Recently Adopted Accounting Pronouncements:

In February 2016, the FASB issued ASU 2016-02, "Leases (Topic 842)." ASU 2016-02 requires the identification of arrangements that should be accounted for as leases. In general, for lease arrangements of a twelve-month term or greater, these arrangements are to be recognized as assets and liabilities on the balance sheet of the lessee. Under ASU 2016-02, a right-of-use asset and lease obligation are recorded for all leases, whether operating or financing, while the statement of comprehensive income reflects lease expense for operating leases and amortization/interest expense for financing leases.

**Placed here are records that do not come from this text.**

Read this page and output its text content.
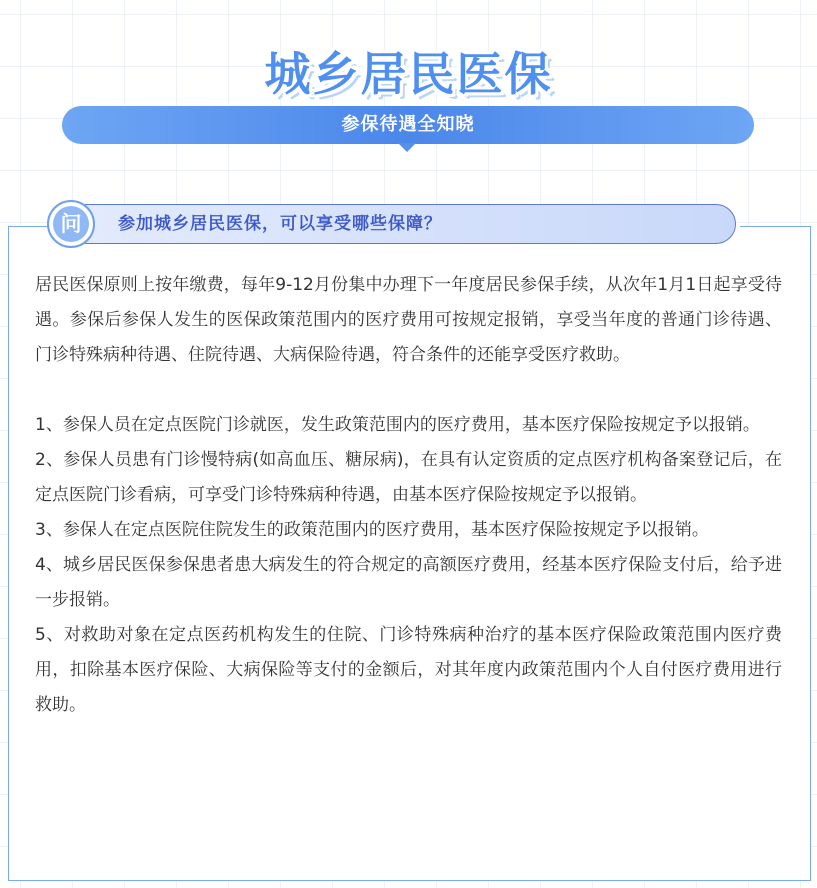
城乡居民医保
参保待遇全知晓
参加城乡居民医保，可以享受哪些保障？
问

居民医保原则上按年缴费，每年9-12月份集中办理下一年度居民参保手续，从次年1月1日起享受待遇。参保后参保人发生的医保政策范围内的医疗费用可按规定报销，享受当年度的普通门诊待遇、门诊特殊病种待遇、住院待遇、大病保险待遇，符合条件的还能享受医疗救助。

1、参保人员在定点医院门诊就医，发生政策范围内的医疗费用，基本医疗保险按规定予以报销。

2、参保人员患有门诊慢特病(如高血压、糖尿病)，在具有认定资质的定点医疗机构备案登记后，在定点医院门诊看病，可享受门诊特殊病种待遇，由基本医疗保险按规定予以报销。

3、参保人在定点医院住院发生的政策范围内的医疗费用，基本医疗保险按规定予以报销。

4、城乡居民医保参保患者患大病发生的符合规定的高额医疗费用，经基本医疗保险支付后，给予进一步报销。

5、对救助对象在定点医药机构发生的住院、门诊特殊病种治疗的基本医疗保险政策范围内医疗费用，扣除基本医疗保险、大病保险等支付的金额后，对其年度内政策范围内个人自付医疗费用进行救助。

In July 2018, the FASB issued ASU 2018-10, "Codification Improvements to Topic 842 (Leases)", which provided narrow amendments to clarify how to apply certain aspects of ASU 2016-02, and ASU 2018-11, "Leases (Topic 842): Targeted Improvements", which provided an additional transition method by allowing entities to initially apply ASU 2016-02, and subsequent related standards, at the adoption date and recognize a cumulative-effect adjustment to the opening balance of retained earnings in the period of adoption. In March 2019, the FASB issued ASU 2019-01, "Leases (Topic 842): Codification Improvements", which exempted entities from having to provide certain interim disclosures in the fiscal year of adoption of ASU 2016-02 and its related standards. These ASUs (collectively “ASC 842”) were effective for annual periods beginning after December 15, 2018, and interim periods within those annual periods. Accordingly, the Company adopted ASC 842 on January 1, 2019, utilizing the transition method allowed per ASU 2018-11. Comparative period financial information has not been adjusted for the effects of adopting ASC 842, and no cumulative-effect adjustment was required to the opening balance of Retained earnings on the adoption date.

The Company has also made updates to its systems, policies and internal controls over financial reporting related to the adoption of ASC 842 on January 1, 2019. See Note 9 to the Condensed and Consolidated Financial Statements for further information and expanded disclosure related to the Company's lease portfolio.

Recently Issued Accounting Pronouncements

In June 2016, the FASB issued ASU 2016-13, "Financial Instruments-Credit Losses (Topic 326): Measurement of Credit Losses on Financial Instruments." ASU 2016-13 and its subsequent related updates introduces an approach based on expected losses to estimate credit losses on certain types of financial instruments and replaces the current incurred loss impairment model. ASU 2016-13 and its subsequent related updates will be effective for fiscal years beginning after December 15, 2019, including interim periods within those fiscal years. Early adoption is permitted. The Company is assessing what impact ASU 2016-13 and its subsequent related updates will have on the Condensed and Consolidated Financial Statements.

In August 2018, the FASB issued ASU 2018-15, "Intangibles—Goodwill and Other—Internal-Use Software (Subtopic 350-40): Customer's Accounting for Implementation Costs Incurred in a Cloud Computing Arrangement That Is a Service Contract." The new guidance aligns the requirements for capitalizing implementation costs incurred in a cloud-based hosting arrangement that is a service contract with the requirements for capitalizing implementation costs incurred to develop or obtain internal-use software (and hosting arrangements that include an internal-use software license). ASU 2018-15 will be effective for fiscal years beginning after December 15, 2019, including interim periods within those fiscal years. Early adoption is permitted. The Company is assessing what impact ASU 2018-15 will have on the Condensed and Consolidated Financial Statements.